Clean drinking water will be in the spotlight Nov. 4 when voters will be asked, “Do you favor a $3,400,000 bond issue to support drinking water programs, to support the construction of wastewater treatment facilities and to leverage $17,000,000 in other funds?”
A “yes” vote supports the bond package; and, a “no” vote opposes it.
The $3.4 million bond package would fund two existing loan programs administered by the state.
Half of the money would fund a revolving loan fund that is administered by the Maine Bond Bank and distributed by the Dept. of Environmental Protection in the form of loans to municipalities to construct and upgrade wastewater treatment facilities, according to a summary of the legislation prepared by the attorney general’s office.
The other $1.7 million would fund the state’s drinking water revolving loan fund, which is administered by the Maine Bond Bank and the Department of Health and Human Services.

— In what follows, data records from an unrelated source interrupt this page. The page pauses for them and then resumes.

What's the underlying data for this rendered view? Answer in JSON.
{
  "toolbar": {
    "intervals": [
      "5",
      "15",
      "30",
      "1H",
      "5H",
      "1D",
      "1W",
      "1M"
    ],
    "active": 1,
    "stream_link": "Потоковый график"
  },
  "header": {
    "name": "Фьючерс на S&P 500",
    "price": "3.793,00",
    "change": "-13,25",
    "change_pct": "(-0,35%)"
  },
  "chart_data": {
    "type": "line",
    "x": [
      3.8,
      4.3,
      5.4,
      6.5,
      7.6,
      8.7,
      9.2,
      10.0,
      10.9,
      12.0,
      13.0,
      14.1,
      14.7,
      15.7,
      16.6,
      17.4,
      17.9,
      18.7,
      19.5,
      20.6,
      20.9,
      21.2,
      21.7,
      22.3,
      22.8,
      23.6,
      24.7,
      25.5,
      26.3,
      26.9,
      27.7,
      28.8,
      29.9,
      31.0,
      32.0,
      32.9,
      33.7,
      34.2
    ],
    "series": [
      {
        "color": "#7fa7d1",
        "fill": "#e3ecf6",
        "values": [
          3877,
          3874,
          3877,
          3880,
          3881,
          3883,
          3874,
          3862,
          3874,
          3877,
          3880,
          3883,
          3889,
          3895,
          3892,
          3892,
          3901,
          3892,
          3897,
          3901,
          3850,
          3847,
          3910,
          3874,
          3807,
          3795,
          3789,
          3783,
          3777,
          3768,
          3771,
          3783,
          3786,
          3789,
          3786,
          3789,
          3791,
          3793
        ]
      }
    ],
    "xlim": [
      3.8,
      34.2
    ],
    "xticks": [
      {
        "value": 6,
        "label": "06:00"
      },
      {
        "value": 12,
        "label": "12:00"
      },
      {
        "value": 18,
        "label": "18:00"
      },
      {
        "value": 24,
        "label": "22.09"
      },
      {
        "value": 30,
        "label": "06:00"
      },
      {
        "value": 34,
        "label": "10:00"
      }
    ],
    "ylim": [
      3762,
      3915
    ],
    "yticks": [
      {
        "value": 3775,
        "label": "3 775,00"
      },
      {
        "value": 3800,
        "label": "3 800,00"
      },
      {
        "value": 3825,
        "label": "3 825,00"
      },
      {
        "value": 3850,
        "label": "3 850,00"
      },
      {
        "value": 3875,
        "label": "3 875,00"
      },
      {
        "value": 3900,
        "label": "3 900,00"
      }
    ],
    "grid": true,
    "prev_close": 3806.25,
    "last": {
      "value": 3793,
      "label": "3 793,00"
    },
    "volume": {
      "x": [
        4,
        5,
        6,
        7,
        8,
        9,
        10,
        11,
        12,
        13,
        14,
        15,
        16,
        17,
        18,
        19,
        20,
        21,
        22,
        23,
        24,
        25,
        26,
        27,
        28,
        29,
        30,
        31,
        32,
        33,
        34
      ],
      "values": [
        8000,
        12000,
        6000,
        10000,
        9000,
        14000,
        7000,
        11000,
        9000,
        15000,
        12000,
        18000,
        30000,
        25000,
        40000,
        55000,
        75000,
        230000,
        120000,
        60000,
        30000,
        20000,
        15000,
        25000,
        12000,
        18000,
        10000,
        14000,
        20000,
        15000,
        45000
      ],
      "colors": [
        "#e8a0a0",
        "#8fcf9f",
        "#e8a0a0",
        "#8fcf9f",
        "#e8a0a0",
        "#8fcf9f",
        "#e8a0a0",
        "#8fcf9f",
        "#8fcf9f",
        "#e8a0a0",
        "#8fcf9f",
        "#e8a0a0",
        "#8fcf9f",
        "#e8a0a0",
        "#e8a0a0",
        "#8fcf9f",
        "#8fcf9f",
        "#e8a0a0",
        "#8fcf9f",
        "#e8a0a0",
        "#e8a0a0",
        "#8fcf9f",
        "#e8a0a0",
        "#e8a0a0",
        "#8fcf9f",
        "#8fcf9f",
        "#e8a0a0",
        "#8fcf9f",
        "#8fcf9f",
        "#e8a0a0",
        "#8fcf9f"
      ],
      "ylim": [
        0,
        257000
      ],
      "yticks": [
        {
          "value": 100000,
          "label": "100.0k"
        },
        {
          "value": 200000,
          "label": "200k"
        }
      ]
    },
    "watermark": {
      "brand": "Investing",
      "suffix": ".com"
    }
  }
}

Loans from this fund would be used to build or improve water supply or treatment systems, or to assist in compliance with the federal Safe Drinking Water Act of 1996.
Proceeds from the bond would leverage approximately $18 million from other sources. That money would be split evenly between the two programs.
The funding, which would pay for 10 years of the two programs, would cost Maine taxpayers $4,241,500, assuming an interest rate of 4.5 percent on a 10-year note.
There are more than 2200 public water systems that provide drinking water to more than half of the state’s population, according to the Maine Drinking Water Program’s Web site.
The loans for the drinking water program are intended for any water system, public or private, that serves year-round residents. Ineligible systems include those that serve a federal facility or that constitute a for-profit system. Also ineligible are systems that do not, for whatever reason, comply with the federal Safe Drinking Water Act.
In fiscal year 2008, for the first time, the program was able to offer funding for all projects on its primary and backup lists, according to a summary of the program by the Maine Center for Disease Control and Prevention.
Those loans ranged in size from $10,000 to add a backup well system at Fair Haven Camps, a Christian boys’ and girls’ summer camp in Brooks, to $3.5 million to reduce by-products of a disinfection system operated by the Presque Isle Water District.
The wastewater program is intended to design and build new or additions on old wastewater treatment systems. The long-term goal of the revolving loan fund is to become self-sufficient in an effort to improve municipal sewage facilities in perpetuity.